Lors d'une visite du président russe Vladimir Poutine à Pékin début février, les deux pays se sont prononcés de concert contre l'expansion de l'Otan.
Le président chinois Xi Jinping a obtenu de son côté le soutien de son voisin pour dénoncer "l'influence négative pour la paix et la stabilité" des Etats-Unis dans la région Asie-Pacifique.
Pékin ne cesse d'élever la voix pour s'en prendre au régime rival de Taïwan, l'île qu'il considère comme une de ses provinces et dont il se réserve le droit de s'emparer par la force.
L'an dernier, le régime communiste a multiplié les incursions dans la zone d'identification de défense aérienne de Taïwan, en réponse notamment à des visites de hauts responsables américains dans l'île.
Le mois dernier, Xi Jinping a ordonné à toutes les unités militaires de mener des "exercices orientés vers le combat" et d'améliorer leurs capacités en matière "d'affrontements informatiques".
Planeur hypersonique
Le renforcement de l'armée chinoise suscite la méfiance récurrente des nations voisines, alimentée par un manque de transparence sur ce que le budget militaire recouvre exactement.
La Chine revendique ainsi sa souveraineté en mer de Chine méridionale (vis-à-vis notamment du Vietnam et des Philippines), en mer de Chine orientale (sur les îles Senkaku contrôlées par le Japon) ainsi que dans l'Himalaya (face à l'Inde).
Les Etats-Unis envoient régulièrement des navires de guerre en mer de Chine méridionale pour y contrarier les prétentions territoriales de Pékin, mais aussi à proximité de Taïwan pour y soutenir les dirigeants locaux.
Dans ce contexte, l'armée de Pékin poursuit sa modernisation avec l'objectif de rattraper l'avance technologique de Washington.
Selon le Pentagone, l'Armée populaire de libération (APL) a notamment lancé l'an dernier un planeur hypersonique, qui a fait le tour de la Terre à plus de 6.000 km/h.
L'appareil aurait tiré un projectile pendant sa course, une performance qui semble avoir pris de court les Américains, Washington ne disposant pas encore de ce type d'armement.

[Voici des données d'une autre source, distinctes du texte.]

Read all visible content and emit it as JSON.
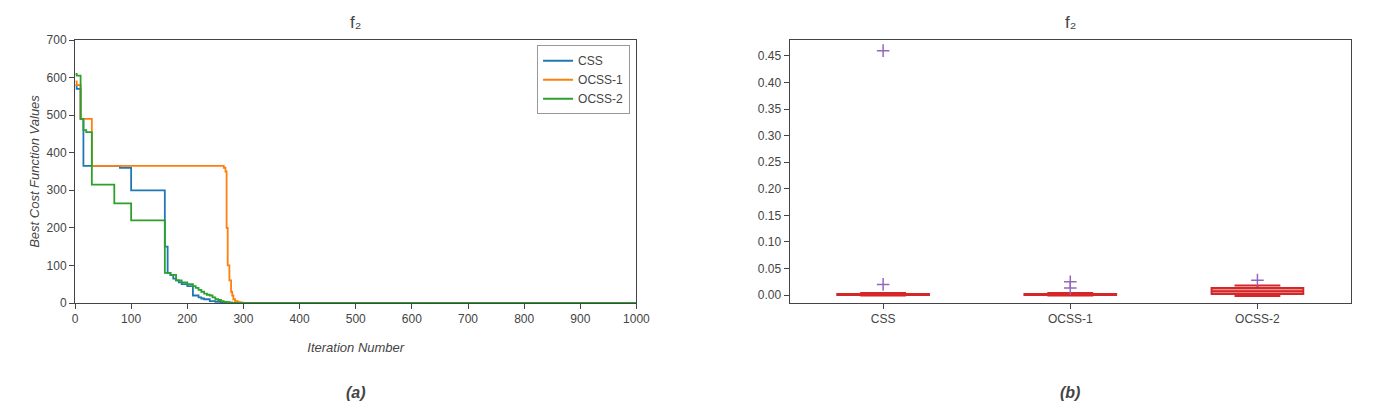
{
  "chart_data": [
    {
      "type": "step",
      "title": "f₂",
      "xlabel": "Iteration Number",
      "ylabel": "Best Cost Function Values",
      "annotation": "(a)",
      "series": [
        {
          "name": "CSS",
          "x": [
            1,
            3,
            10,
            15,
            30,
            50,
            80,
            100,
            150,
            160,
            165,
            170,
            175,
            180,
            185,
            190,
            200,
            210,
            220,
            225,
            230,
            240,
            250,
            260,
            270,
            280,
            290,
            300,
            350,
            400,
            500,
            1000
          ],
          "values": [
            580,
            570,
            490,
            365,
            365,
            365,
            360,
            300,
            300,
            150,
            80,
            75,
            65,
            60,
            55,
            50,
            45,
            20,
            15,
            12,
            10,
            5,
            3,
            2,
            1,
            0.5,
            0.2,
            0.1,
            0.05,
            0.02,
            0.01,
            0.005
          ]
        },
        {
          "name": "OCSS-1",
          "x": [
            1,
            3,
            10,
            15,
            30,
            50,
            100,
            150,
            200,
            250,
            265,
            268,
            270,
            272,
            275,
            278,
            280,
            282,
            285,
            290,
            295,
            300,
            310,
            320,
            400,
            500,
            1000
          ],
          "values": [
            590,
            580,
            490,
            490,
            365,
            365,
            365,
            365,
            365,
            365,
            360,
            350,
            200,
            100,
            60,
            30,
            20,
            10,
            5,
            2,
            1,
            0.5,
            0.2,
            0.1,
            0.05,
            0.02,
            0.01
          ]
        },
        {
          "name": "OCSS-2",
          "x": [
            1,
            3,
            10,
            15,
            20,
            30,
            50,
            70,
            100,
            120,
            140,
            150,
            160,
            170,
            180,
            190,
            200,
            210,
            215,
            220,
            225,
            230,
            235,
            240,
            245,
            250,
            255,
            260,
            265,
            270,
            275,
            280,
            290,
            300,
            350,
            400,
            500,
            1000
          ],
          "values": [
            610,
            605,
            490,
            460,
            455,
            315,
            315,
            265,
            220,
            220,
            220,
            220,
            80,
            75,
            60,
            55,
            50,
            45,
            40,
            35,
            30,
            25,
            22,
            20,
            15,
            10,
            8,
            5,
            3,
            2,
            1,
            0.5,
            0.2,
            0.1,
            0.05,
            0.02,
            0.01,
            0.005
          ]
        }
      ],
      "xlim": [
        0,
        1000
      ],
      "ylim": [
        0,
        700
      ],
      "xticks": [
        0,
        100,
        200,
        300,
        400,
        500,
        600,
        700,
        800,
        900,
        1000
      ],
      "yticks": [
        0,
        100,
        200,
        300,
        400,
        500,
        600,
        700
      ],
      "legend": "upper right",
      "grid": false
    },
    {
      "type": "box",
      "title": "f₂",
      "annotation": "(b)",
      "categories": [
        "CSS",
        "OCSS-1",
        "OCSS-2"
      ],
      "boxes": [
        {
          "whislo": -0.001,
          "q1": 0.0,
          "med": 0.0,
          "q3": 0.002,
          "whishi": 0.004,
          "fliers": [
            0.02,
            0.46
          ]
        },
        {
          "whislo": -0.001,
          "q1": 0.0,
          "med": 0.0,
          "q3": 0.002,
          "whishi": 0.004,
          "fliers": [
            0.013,
            0.025
          ]
        },
        {
          "whislo": -0.002,
          "q1": 0.002,
          "med": 0.007,
          "q3": 0.013,
          "whishi": 0.018,
          "fliers": [
            0.028
          ]
        }
      ],
      "ylim": [
        -0.015,
        0.48
      ],
      "yticks": [
        {
          "value": 0.0,
          "label": "0.00"
        },
        0.05,
        {
          "value": 0.1,
          "label": "0.10"
        },
        0.15,
        {
          "value": 0.2,
          "label": "0.20"
        },
        0.25,
        {
          "value": 0.3,
          "label": "0.30"
        },
        0.35,
        {
          "value": 0.4,
          "label": "0.40"
        },
        0.45
      ],
      "grid": false
    }
  ]
}
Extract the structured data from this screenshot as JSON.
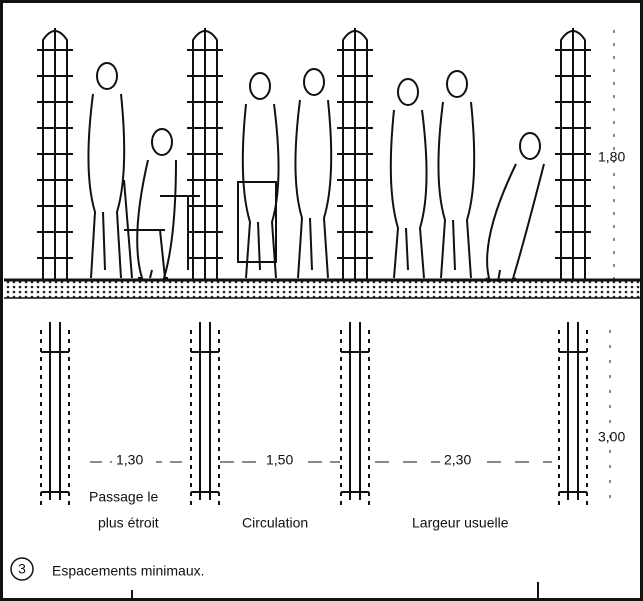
{
  "elevation": {
    "height": "1,80"
  },
  "plan": {
    "depth": "3,00",
    "widths": [
      "1,30",
      "1,50",
      "2,30"
    ],
    "labels": [
      [
        "Passage le",
        "plus étroit"
      ],
      [
        "Circulation"
      ],
      [
        "Largeur usuelle"
      ]
    ]
  },
  "caption": {
    "number": "3",
    "text": "Espacements minimaux."
  }
}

"L'APL est le bras armé du Parti communiste chinois et la direction du parti a besoin du soutien continu des militaires", observe James Char, un expert des questions de défense à l'Université technologique Nanyang à Singapour.
"L'un des moyens d'y parvenir est de prouver que les besoins de l'APL restent une priorité", ajoute-t-il.
De son côté, l'armée chinoise donne la priorité à la modernisation de ses équipements "afin de devenir une force entièrement mécanisée et informatisée".